My guess is the application runs from ram, and when debugging the application this author is perhaps using some sort of bootloader and or jtag to load the test app directly into ram, thus no reason to copy and run (which could cause a crash).

Another reason you would do something like this is to avoid an infinite loop. If for example you want to boot from flash (have to usually) but execute from ram, the simplest way to do that is to just copy the whole flash or whole some chunk of flash to ram and just branch to the start of ram. Which when you do that means you hit the "copy the app to ram and branch" loop again, to avoid it the second time (which might crash you), you have some sort of am I running this loop from flash or not test.

Answer 2

Can anyone explain to me why we test the value of the link register here?

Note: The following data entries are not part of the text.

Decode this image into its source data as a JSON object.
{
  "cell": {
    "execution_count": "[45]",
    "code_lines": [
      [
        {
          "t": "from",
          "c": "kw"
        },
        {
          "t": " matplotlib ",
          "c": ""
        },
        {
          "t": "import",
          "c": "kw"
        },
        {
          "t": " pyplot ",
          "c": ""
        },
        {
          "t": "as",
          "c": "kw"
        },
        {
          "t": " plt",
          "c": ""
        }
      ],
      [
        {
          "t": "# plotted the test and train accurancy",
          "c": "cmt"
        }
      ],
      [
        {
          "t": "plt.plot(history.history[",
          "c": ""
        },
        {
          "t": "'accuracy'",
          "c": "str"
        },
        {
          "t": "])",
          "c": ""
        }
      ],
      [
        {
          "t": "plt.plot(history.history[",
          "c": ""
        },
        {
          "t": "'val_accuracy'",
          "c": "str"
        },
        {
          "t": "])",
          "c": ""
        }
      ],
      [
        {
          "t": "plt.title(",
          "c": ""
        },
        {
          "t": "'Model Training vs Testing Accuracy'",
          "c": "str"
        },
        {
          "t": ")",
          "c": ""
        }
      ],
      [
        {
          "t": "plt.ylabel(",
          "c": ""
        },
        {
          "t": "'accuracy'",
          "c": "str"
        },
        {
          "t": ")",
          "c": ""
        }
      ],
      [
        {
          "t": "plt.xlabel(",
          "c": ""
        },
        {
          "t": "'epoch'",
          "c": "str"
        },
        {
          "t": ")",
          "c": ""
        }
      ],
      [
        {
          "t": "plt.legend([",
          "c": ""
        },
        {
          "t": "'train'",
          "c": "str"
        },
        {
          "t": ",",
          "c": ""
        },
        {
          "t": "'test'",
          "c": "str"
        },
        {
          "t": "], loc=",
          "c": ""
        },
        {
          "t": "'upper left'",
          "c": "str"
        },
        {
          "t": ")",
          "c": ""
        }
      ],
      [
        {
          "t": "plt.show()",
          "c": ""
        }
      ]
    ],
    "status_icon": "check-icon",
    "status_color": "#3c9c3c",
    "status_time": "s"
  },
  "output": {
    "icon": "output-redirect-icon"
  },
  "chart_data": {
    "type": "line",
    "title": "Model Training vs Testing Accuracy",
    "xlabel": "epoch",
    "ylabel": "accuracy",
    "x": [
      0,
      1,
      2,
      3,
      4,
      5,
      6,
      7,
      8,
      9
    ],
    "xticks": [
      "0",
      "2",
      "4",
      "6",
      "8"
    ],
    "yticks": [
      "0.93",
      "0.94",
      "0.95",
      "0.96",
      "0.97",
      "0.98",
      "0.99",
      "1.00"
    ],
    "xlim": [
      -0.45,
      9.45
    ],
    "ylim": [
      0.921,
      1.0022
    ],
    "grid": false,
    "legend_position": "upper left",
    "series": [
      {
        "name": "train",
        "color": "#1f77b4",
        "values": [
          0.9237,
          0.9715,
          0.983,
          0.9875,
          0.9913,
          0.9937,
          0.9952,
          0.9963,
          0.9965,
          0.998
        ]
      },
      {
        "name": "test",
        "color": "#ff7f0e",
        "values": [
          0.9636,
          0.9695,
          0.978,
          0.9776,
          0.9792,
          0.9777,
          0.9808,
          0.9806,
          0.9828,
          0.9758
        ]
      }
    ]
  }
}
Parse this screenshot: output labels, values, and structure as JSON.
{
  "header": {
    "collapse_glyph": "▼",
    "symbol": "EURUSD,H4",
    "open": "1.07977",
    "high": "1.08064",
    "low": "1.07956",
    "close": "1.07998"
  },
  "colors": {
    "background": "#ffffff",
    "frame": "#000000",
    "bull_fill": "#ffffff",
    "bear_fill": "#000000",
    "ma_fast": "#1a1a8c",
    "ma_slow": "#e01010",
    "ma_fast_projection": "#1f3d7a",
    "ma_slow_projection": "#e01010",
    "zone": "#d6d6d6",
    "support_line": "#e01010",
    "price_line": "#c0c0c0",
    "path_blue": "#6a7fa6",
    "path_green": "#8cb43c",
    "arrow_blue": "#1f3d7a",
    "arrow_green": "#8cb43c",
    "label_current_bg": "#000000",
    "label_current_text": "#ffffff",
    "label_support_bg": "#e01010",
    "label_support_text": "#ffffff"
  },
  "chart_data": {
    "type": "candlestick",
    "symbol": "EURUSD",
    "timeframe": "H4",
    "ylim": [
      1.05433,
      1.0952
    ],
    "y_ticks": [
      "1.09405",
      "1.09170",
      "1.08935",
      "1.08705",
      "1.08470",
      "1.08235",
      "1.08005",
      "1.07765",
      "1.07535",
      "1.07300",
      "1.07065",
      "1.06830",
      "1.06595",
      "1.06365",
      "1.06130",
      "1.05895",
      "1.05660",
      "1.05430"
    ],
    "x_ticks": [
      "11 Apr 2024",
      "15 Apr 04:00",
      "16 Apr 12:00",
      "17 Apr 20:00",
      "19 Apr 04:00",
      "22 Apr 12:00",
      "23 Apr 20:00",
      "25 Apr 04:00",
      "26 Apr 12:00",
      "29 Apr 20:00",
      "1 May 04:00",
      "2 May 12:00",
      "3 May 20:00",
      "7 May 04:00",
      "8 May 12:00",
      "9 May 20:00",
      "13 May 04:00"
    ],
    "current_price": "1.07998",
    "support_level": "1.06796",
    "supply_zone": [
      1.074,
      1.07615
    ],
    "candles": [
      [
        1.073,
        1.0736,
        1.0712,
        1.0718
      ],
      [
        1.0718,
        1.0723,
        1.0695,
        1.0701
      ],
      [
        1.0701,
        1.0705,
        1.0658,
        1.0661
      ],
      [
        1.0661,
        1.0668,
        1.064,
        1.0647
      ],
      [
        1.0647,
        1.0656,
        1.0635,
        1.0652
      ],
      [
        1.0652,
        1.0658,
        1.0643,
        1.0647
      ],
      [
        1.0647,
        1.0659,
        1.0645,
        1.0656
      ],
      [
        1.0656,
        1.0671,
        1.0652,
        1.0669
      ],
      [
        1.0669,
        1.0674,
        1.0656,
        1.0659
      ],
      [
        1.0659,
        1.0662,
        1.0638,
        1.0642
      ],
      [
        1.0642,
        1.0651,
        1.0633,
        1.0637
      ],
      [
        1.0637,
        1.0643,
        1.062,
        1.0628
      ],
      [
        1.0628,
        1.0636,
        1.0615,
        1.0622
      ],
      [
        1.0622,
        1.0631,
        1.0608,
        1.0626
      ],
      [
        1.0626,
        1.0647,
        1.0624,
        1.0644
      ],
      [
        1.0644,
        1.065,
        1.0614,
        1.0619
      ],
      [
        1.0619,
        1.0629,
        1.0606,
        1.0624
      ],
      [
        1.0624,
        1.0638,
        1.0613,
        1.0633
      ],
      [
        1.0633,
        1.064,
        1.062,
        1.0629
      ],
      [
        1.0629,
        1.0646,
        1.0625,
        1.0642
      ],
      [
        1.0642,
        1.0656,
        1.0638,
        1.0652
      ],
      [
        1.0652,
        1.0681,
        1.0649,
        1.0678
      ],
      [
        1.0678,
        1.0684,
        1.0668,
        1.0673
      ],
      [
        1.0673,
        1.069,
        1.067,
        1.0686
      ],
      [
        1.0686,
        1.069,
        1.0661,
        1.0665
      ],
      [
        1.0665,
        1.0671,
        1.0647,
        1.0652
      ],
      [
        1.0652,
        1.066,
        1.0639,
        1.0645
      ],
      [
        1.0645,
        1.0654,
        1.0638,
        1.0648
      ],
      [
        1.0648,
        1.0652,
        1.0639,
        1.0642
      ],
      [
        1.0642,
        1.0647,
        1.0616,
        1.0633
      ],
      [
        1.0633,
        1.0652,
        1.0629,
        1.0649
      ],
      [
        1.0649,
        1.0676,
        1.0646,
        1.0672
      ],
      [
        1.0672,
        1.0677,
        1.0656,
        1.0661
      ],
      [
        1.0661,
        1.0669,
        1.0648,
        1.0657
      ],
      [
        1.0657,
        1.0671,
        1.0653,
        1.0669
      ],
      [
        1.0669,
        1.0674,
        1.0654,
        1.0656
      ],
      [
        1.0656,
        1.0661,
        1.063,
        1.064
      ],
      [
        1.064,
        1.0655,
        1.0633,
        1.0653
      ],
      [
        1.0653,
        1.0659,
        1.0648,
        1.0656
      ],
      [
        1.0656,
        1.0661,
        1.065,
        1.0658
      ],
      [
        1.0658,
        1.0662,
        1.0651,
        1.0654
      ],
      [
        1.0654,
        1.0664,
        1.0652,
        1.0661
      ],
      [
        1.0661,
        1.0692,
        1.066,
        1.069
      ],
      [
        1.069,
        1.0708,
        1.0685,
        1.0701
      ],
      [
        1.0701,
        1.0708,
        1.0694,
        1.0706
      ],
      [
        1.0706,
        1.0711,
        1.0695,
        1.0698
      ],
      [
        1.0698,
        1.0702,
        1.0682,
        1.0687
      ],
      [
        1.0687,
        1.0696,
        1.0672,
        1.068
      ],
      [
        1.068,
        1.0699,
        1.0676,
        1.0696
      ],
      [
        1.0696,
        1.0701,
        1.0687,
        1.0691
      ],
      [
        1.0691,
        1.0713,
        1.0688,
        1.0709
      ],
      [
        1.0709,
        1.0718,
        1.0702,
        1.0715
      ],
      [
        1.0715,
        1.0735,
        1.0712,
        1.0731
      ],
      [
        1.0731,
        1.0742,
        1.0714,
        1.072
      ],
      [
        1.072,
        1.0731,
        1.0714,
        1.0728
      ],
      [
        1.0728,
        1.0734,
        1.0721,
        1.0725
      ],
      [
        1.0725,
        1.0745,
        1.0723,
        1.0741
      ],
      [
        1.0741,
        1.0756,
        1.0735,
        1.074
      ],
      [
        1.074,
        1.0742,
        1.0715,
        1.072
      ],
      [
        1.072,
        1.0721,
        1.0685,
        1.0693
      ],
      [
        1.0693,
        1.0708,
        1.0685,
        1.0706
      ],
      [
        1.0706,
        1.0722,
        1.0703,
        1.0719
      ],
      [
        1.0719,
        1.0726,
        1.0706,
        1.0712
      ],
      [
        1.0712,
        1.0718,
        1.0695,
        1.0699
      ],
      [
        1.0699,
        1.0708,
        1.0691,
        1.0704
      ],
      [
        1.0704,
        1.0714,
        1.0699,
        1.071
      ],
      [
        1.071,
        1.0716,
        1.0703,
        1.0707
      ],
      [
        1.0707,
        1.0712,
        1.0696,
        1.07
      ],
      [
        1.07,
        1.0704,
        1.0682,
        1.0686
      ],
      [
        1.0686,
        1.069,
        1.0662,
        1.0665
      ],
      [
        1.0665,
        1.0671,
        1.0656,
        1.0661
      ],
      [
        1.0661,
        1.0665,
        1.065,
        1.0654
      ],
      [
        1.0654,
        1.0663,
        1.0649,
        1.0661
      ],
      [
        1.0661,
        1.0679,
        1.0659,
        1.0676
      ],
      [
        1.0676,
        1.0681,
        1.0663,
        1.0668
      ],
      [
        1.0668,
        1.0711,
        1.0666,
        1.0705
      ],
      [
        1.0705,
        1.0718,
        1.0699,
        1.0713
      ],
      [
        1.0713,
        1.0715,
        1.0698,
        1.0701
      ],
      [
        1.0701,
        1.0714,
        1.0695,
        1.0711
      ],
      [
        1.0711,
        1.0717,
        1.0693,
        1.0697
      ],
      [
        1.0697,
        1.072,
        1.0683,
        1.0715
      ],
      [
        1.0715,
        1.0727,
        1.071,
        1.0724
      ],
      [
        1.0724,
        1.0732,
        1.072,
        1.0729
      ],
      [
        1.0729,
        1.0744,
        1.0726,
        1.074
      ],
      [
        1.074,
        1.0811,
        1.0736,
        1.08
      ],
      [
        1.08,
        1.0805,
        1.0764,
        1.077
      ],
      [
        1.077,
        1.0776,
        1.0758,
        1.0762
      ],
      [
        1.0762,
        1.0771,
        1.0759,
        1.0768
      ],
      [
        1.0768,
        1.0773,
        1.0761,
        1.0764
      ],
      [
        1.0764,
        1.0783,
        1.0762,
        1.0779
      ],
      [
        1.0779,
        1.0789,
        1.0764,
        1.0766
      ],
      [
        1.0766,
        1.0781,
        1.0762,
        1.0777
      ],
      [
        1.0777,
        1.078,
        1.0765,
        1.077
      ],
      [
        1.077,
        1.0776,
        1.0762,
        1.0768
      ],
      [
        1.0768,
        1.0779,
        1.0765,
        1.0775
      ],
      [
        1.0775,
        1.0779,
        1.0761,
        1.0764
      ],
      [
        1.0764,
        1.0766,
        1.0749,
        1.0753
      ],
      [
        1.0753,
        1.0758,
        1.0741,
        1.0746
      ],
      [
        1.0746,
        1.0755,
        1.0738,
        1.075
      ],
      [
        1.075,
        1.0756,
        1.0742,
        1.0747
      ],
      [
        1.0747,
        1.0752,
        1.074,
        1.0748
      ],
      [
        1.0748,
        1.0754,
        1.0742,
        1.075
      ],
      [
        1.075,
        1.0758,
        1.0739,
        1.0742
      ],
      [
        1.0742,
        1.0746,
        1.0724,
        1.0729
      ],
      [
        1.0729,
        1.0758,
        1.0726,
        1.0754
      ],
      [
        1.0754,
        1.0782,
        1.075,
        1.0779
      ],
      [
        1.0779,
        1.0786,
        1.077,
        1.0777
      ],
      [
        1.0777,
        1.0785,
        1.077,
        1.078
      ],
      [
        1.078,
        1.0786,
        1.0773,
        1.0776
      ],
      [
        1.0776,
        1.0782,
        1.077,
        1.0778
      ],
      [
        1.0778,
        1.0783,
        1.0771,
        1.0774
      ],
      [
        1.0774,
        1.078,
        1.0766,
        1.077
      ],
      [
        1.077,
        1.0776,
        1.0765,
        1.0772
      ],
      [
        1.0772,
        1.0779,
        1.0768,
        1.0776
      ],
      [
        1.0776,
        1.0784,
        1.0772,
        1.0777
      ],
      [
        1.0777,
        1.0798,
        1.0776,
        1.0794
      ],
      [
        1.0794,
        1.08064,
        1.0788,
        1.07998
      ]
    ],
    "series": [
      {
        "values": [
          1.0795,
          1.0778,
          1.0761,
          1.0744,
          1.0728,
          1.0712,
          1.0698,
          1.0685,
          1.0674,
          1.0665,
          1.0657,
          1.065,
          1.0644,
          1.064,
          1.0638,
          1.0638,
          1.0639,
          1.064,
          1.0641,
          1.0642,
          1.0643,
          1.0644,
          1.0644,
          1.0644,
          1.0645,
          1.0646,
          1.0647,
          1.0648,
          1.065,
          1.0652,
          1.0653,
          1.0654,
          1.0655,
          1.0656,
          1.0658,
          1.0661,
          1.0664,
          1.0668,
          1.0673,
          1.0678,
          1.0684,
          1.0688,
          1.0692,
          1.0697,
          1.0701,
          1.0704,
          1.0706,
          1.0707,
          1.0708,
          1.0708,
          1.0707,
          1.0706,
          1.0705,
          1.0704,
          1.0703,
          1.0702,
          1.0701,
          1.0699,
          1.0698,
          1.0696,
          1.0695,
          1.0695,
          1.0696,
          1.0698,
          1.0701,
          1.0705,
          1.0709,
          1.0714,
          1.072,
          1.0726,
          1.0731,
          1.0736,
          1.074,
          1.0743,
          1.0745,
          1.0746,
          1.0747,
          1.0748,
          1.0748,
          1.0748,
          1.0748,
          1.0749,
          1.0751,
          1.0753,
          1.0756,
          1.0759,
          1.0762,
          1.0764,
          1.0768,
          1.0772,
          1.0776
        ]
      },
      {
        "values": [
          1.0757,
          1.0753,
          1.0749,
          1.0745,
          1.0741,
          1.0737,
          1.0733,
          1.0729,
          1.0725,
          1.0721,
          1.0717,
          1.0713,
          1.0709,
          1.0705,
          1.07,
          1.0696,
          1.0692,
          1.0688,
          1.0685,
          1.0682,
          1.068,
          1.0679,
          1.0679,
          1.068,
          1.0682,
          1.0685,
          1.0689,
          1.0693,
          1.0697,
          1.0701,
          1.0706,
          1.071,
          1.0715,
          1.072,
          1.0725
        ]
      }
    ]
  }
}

The bl check_position will place the value of PC+4 in the link register and transfer control to the check_position also PC relative.^{bl at ARM} So far everything is PC relative.

The ldr r1,=check_position gets a value from the literal pool.^Ref1 The actual code looks like,

  ldr r1,[pc, #offset]
...
  offset:
    .long check_position   # absolute address from assemble/link. 

So the R0 contains a PC relative version and the R1 contains the absolute assembled version. Here, they are compared. You could also use arithmetic to calculate the difference and then branch to it if non-zero; or possibly copy the code to it's absolute destination.^Ref2 If the code is running at the linked address, then R0 and R1 are the same. This is some pseudo code for bl.

 mov lr,pc               ; pc is actually two instruction ahead.
 add pc,pc,#branch_offset-8

The key is that BL does everything based on the PC including the update of lr. Instead of using this trick, we could use mov R0,PC, except the PC is 8 bytes ahead. Another alternative would be to use adr R0,check_position, which would get the assembler to do all the address math for us.

 /* Test if we are running from an address, we are not linked at */
 check_position:
    adr    r0, check_position
    ldr    r1, =check_position
    cmp    r0, r1                  /* ; don't relocate during debug */
    beq    relocated_entry 

An ARMv6 version might look like this,

 /* Test if we are running from an address, we are not linked at */
 check_position:
    adr    r0, check_position
    movw   r1, #:lower16:check_position
    movt   r1, #:upper16:check_position
    cmp    r0, r1                  /* ; don't relocate during debug */
    beq    relocated_entry 

In both cases, the code is more straight forward, smaller by one word and doesn't over write the lr register, so it could be used for other purposes.

Ref1: See Arm op-codes and .ltorg in gnu-assembler manual
Ref2: This is exactly what the Linux head.S is doing for the ARM.

Edit: I checked the ARM ARM and the PC is apparently the current instruction +8, which goes to show why the code was like this. I think the adr version is more direct and readable, but the adr pseudo-op is not used as often so people may not be familiar with it.